Freitagnacht vor dem letzten Aprilwochenende hat es in Untermünkheim gekracht. Bei einem Unfall ist die Ampel in der Ortsdurchfahrt beschädigt worden. Sie funktionierte nur noch im Notbetrieb, was zur Folge hatte, dass die Ampelphasen sehr kurz waren. Das hatte am Wochenende selbst keinerlei Auswirkungen auf den Verkehr.
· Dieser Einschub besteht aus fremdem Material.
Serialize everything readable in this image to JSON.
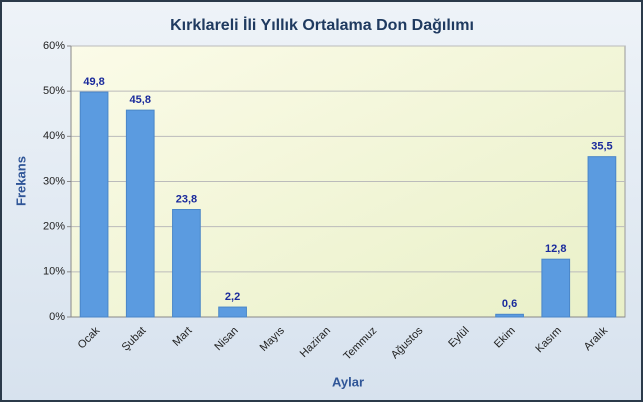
{
  "chart_data": {
    "type": "bar",
    "title": "Kırklareli İli Yıllık Ortalama Don Dağılımı",
    "x_label": "Aylar",
    "y_label": "Frekans",
    "categories": [
      "Ocak",
      "Şubat",
      "Mart",
      "Nisan",
      "Mayıs",
      "Haziran",
      "Temmuz",
      "Ağustos",
      "Eylül",
      "Ekim",
      "Kasım",
      "Aralık"
    ],
    "values": [
      49.8,
      45.8,
      23.8,
      2.2,
      null,
      null,
      null,
      null,
      null,
      0.6,
      12.8,
      35.5
    ],
    "value_labels": [
      "49,8",
      "45,8",
      "23,8",
      "2,2",
      null,
      null,
      null,
      null,
      null,
      "0,6",
      "12,8",
      "35,5"
    ],
    "color": "#5b9be0",
    "ylim": [
      0,
      60
    ],
    "yticks": [
      {
        "value": 0,
        "label": "0%"
      },
      {
        "value": 10,
        "label": "10%"
      },
      {
        "value": 20,
        "label": "20%"
      },
      {
        "value": 30,
        "label": "30%"
      },
      {
        "value": 40,
        "label": "40%"
      },
      {
        "value": 50,
        "label": "50%"
      },
      {
        "value": 60,
        "label": "60%"
      }
    ],
    "grid": true
  }
}
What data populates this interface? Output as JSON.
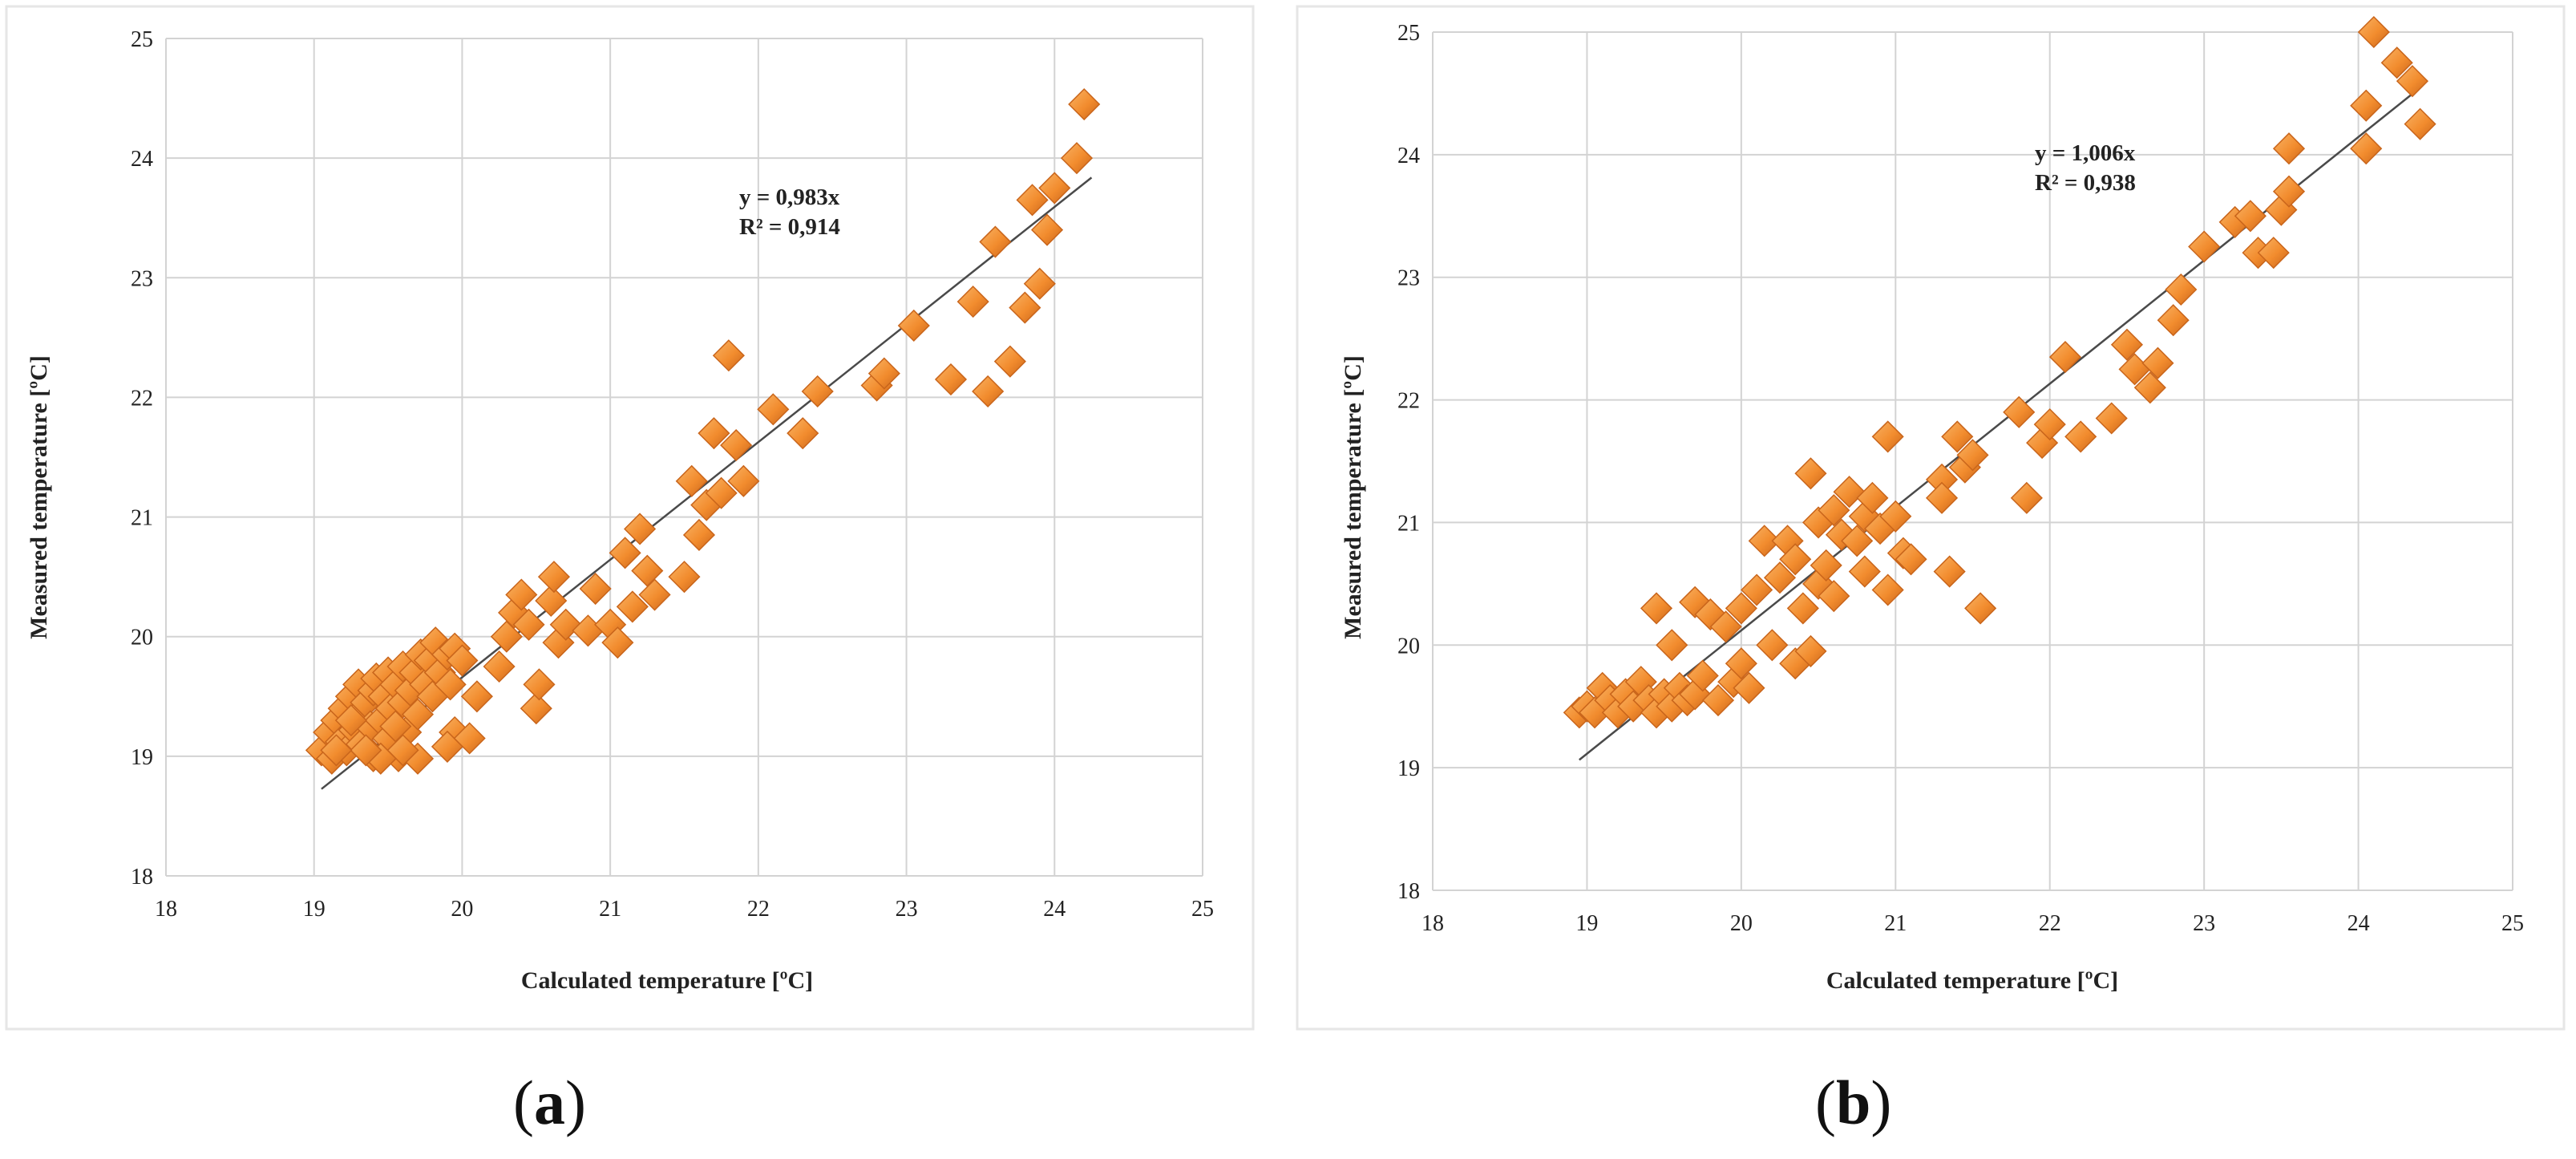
{
  "colors": {
    "marker_fill": "#f28c2e",
    "marker_highlight": "#f9b465",
    "marker_shadow": "#c9651b",
    "grid": "#d3d3d3",
    "trend": "#4a4a4a",
    "text": "#222222"
  },
  "chart_data": [
    {
      "id": "a",
      "type": "scatter",
      "panel_label": "a",
      "xlabel": "Calculated temperature [ºC]",
      "ylabel": "Measured temperature [ºC]",
      "xlim": [
        18,
        25
      ],
      "ylim": [
        18,
        25
      ],
      "xticks": [
        18,
        19,
        20,
        21,
        22,
        23,
        24,
        25
      ],
      "yticks": [
        18,
        19,
        20,
        21,
        22,
        23,
        24,
        25
      ],
      "grid": true,
      "annotation": {
        "equation": "y = 0,983x",
        "r2": "R² = 0,914"
      },
      "trendline": {
        "slope": 0.983,
        "x_range": [
          19.05,
          24.25
        ]
      },
      "points": [
        [
          19.05,
          19.05
        ],
        [
          19.1,
          19.2
        ],
        [
          19.12,
          18.98
        ],
        [
          19.15,
          19.3
        ],
        [
          19.18,
          19.12
        ],
        [
          19.2,
          19.4
        ],
        [
          19.22,
          19.05
        ],
        [
          19.25,
          19.5
        ],
        [
          19.27,
          19.22
        ],
        [
          19.3,
          19.6
        ],
        [
          19.3,
          19.35
        ],
        [
          19.32,
          19.1
        ],
        [
          19.35,
          19.45
        ],
        [
          19.38,
          19.25
        ],
        [
          19.4,
          19.55
        ],
        [
          19.4,
          19.0
        ],
        [
          19.42,
          19.65
        ],
        [
          19.45,
          19.3
        ],
        [
          19.47,
          19.5
        ],
        [
          19.5,
          19.7
        ],
        [
          19.5,
          19.15
        ],
        [
          19.52,
          19.4
        ],
        [
          19.55,
          19.6
        ],
        [
          19.57,
          19.0
        ],
        [
          19.6,
          19.75
        ],
        [
          19.6,
          19.45
        ],
        [
          19.62,
          19.2
        ],
        [
          19.65,
          19.55
        ],
        [
          19.68,
          19.7
        ],
        [
          19.7,
          19.35
        ],
        [
          19.72,
          19.85
        ],
        [
          19.75,
          19.6
        ],
        [
          19.78,
          19.8
        ],
        [
          19.8,
          19.5
        ],
        [
          19.82,
          19.95
        ],
        [
          19.85,
          19.7
        ],
        [
          19.9,
          19.85
        ],
        [
          19.92,
          19.6
        ],
        [
          19.95,
          19.9
        ],
        [
          20.0,
          19.8
        ],
        [
          19.95,
          19.2
        ],
        [
          19.9,
          19.08
        ],
        [
          20.05,
          19.15
        ],
        [
          19.7,
          18.98
        ],
        [
          19.6,
          19.05
        ],
        [
          19.45,
          18.98
        ],
        [
          19.55,
          19.25
        ],
        [
          19.35,
          19.05
        ],
        [
          19.25,
          19.3
        ],
        [
          19.15,
          19.05
        ],
        [
          20.1,
          19.5
        ],
        [
          20.25,
          19.75
        ],
        [
          20.3,
          20.0
        ],
        [
          20.35,
          20.2
        ],
        [
          20.4,
          20.35
        ],
        [
          20.45,
          20.1
        ],
        [
          20.5,
          19.4
        ],
        [
          20.52,
          19.6
        ],
        [
          20.6,
          20.3
        ],
        [
          20.62,
          20.5
        ],
        [
          20.65,
          19.95
        ],
        [
          20.7,
          20.1
        ],
        [
          20.85,
          20.05
        ],
        [
          20.9,
          20.4
        ],
        [
          21.0,
          20.1
        ],
        [
          21.05,
          19.95
        ],
        [
          21.1,
          20.7
        ],
        [
          21.15,
          20.25
        ],
        [
          21.2,
          20.9
        ],
        [
          21.25,
          20.55
        ],
        [
          21.3,
          20.35
        ],
        [
          21.5,
          20.5
        ],
        [
          21.55,
          21.3
        ],
        [
          21.6,
          20.85
        ],
        [
          21.65,
          21.1
        ],
        [
          21.7,
          21.7
        ],
        [
          21.75,
          21.2
        ],
        [
          21.8,
          22.35
        ],
        [
          21.85,
          21.6
        ],
        [
          21.9,
          21.3
        ],
        [
          22.1,
          21.9
        ],
        [
          22.3,
          21.7
        ],
        [
          22.4,
          22.05
        ],
        [
          22.8,
          22.1
        ],
        [
          22.85,
          22.2
        ],
        [
          23.05,
          22.6
        ],
        [
          23.3,
          22.15
        ],
        [
          23.45,
          22.8
        ],
        [
          23.55,
          22.05
        ],
        [
          23.6,
          23.3
        ],
        [
          23.7,
          22.3
        ],
        [
          23.8,
          22.75
        ],
        [
          23.85,
          23.65
        ],
        [
          23.9,
          22.95
        ],
        [
          23.95,
          23.4
        ],
        [
          24.0,
          23.75
        ],
        [
          24.15,
          24.0
        ],
        [
          24.2,
          24.45
        ]
      ]
    },
    {
      "id": "b",
      "type": "scatter",
      "panel_label": "b",
      "xlabel": "Calculated temperature [ºC]",
      "ylabel": "Measured temperature [ºC]",
      "xlim": [
        18,
        25
      ],
      "ylim": [
        18,
        25
      ],
      "xticks": [
        18,
        19,
        20,
        21,
        22,
        23,
        24,
        25
      ],
      "yticks": [
        18,
        19,
        20,
        21,
        22,
        23,
        24,
        25
      ],
      "grid": true,
      "annotation": {
        "equation": "y = 1,006x",
        "r2": "R² = 0,938"
      },
      "trendline": {
        "slope": 1.006,
        "x_range": [
          18.95,
          24.35
        ]
      },
      "points": [
        [
          18.95,
          19.45
        ],
        [
          19.0,
          19.5
        ],
        [
          19.05,
          19.45
        ],
        [
          19.1,
          19.65
        ],
        [
          19.15,
          19.55
        ],
        [
          19.2,
          19.45
        ],
        [
          19.25,
          19.6
        ],
        [
          19.3,
          19.5
        ],
        [
          19.35,
          19.7
        ],
        [
          19.4,
          19.55
        ],
        [
          19.45,
          20.3
        ],
        [
          19.45,
          19.45
        ],
        [
          19.5,
          19.6
        ],
        [
          19.55,
          20.0
        ],
        [
          19.55,
          19.5
        ],
        [
          19.6,
          19.65
        ],
        [
          19.65,
          19.55
        ],
        [
          19.7,
          20.35
        ],
        [
          19.7,
          19.6
        ],
        [
          19.75,
          19.75
        ],
        [
          19.8,
          20.25
        ],
        [
          19.85,
          19.55
        ],
        [
          19.9,
          20.15
        ],
        [
          19.95,
          19.7
        ],
        [
          20.0,
          20.3
        ],
        [
          20.0,
          19.85
        ],
        [
          20.05,
          19.65
        ],
        [
          20.1,
          20.45
        ],
        [
          20.15,
          20.85
        ],
        [
          20.2,
          20.0
        ],
        [
          20.25,
          20.55
        ],
        [
          20.3,
          20.85
        ],
        [
          20.35,
          20.7
        ],
        [
          20.35,
          19.85
        ],
        [
          20.4,
          20.3
        ],
        [
          20.45,
          19.95
        ],
        [
          20.45,
          21.4
        ],
        [
          20.5,
          20.5
        ],
        [
          20.5,
          21.0
        ],
        [
          20.55,
          20.65
        ],
        [
          20.6,
          21.1
        ],
        [
          20.6,
          20.4
        ],
        [
          20.65,
          20.9
        ],
        [
          20.7,
          21.25
        ],
        [
          20.75,
          20.85
        ],
        [
          20.8,
          21.05
        ],
        [
          20.8,
          20.6
        ],
        [
          20.85,
          21.2
        ],
        [
          20.9,
          20.95
        ],
        [
          20.95,
          20.45
        ],
        [
          20.95,
          21.7
        ],
        [
          21.0,
          21.05
        ],
        [
          21.05,
          20.75
        ],
        [
          21.1,
          20.7
        ],
        [
          21.3,
          21.35
        ],
        [
          21.3,
          21.2
        ],
        [
          21.35,
          20.6
        ],
        [
          21.4,
          21.7
        ],
        [
          21.45,
          21.45
        ],
        [
          21.5,
          21.55
        ],
        [
          21.55,
          20.3
        ],
        [
          21.8,
          21.9
        ],
        [
          21.85,
          21.2
        ],
        [
          21.95,
          21.65
        ],
        [
          22.0,
          21.8
        ],
        [
          22.1,
          22.35
        ],
        [
          22.2,
          21.7
        ],
        [
          22.4,
          21.85
        ],
        [
          22.5,
          22.45
        ],
        [
          22.55,
          22.25
        ],
        [
          22.65,
          22.1
        ],
        [
          22.7,
          22.3
        ],
        [
          22.8,
          22.65
        ],
        [
          22.85,
          22.9
        ],
        [
          23.0,
          23.25
        ],
        [
          23.2,
          23.45
        ],
        [
          23.3,
          23.5
        ],
        [
          23.35,
          23.2
        ],
        [
          23.45,
          23.2
        ],
        [
          23.5,
          23.55
        ],
        [
          23.55,
          23.7
        ],
        [
          23.55,
          24.05
        ],
        [
          24.05,
          24.4
        ],
        [
          24.05,
          24.05
        ],
        [
          24.1,
          25.0
        ],
        [
          24.25,
          24.75
        ],
        [
          24.35,
          24.6
        ],
        [
          24.4,
          24.25
        ]
      ]
    }
  ]
}
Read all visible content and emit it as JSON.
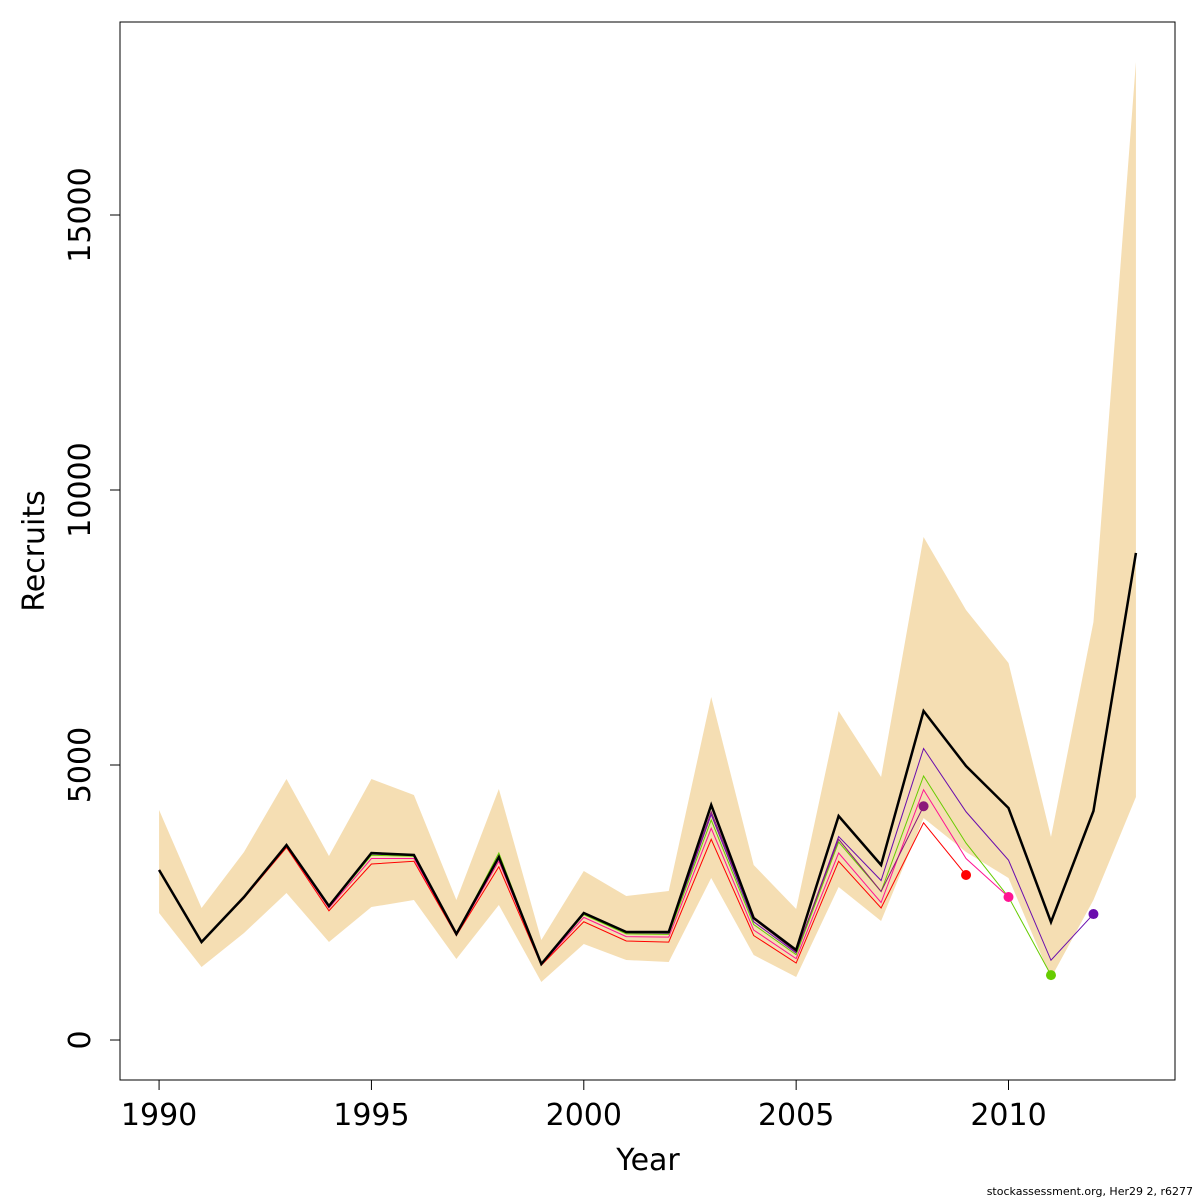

Erst am Montag war zu beobachten, dass sich vor allem der Berufsverkehr auf der B 14 teilweise bis nach Schwäbisch Hall-Gelbingen zurückstaute.

Untermünkheims Bürgermeister Christoph Maschke musste nicht zum ersten Mal eine unangenehme Erfahrung machen: Im Rathaus gingen zahlreiche Beschwerden per Mail und telefonisch ein, in denen Bürger, in teils drastischen Worten, ihrem Unmut über die Situation Luft machten – obwohl die Gemeinde gar nicht für die Signalanlage zuständig ist. Dementsprechende Mails liegen unserer Zeitung vor.

Rathausmitarbeiter sollen immer freundlich antworten

„Wenn so ein Ausfall auftritt – egal aus welchem Grund – erhalten wir oft Informationen“, sagt Maschke. „Das ist grundsätzlich gut, denn es kann vorkommen, dass wir etwas noch nicht mitbekommen haben.“ Mündige und informierende Bürger seien immer positiv zu werten. Dann könne man schnell reagieren und, wenn die Gemeinde nicht zuständig ist, die richtige Stelle informieren. Manche Mitteilungen seien aber auch beleidigend, was den Schultes ärgert. „Alle Anfragen werden von uns freundlich beantwortet“, stellt Maschke klar. „Auch bei beleidigenden Telefonaten sollen meine Mitarbeiter deeskalierend reagieren.“ Das sei für diese oft nicht leicht.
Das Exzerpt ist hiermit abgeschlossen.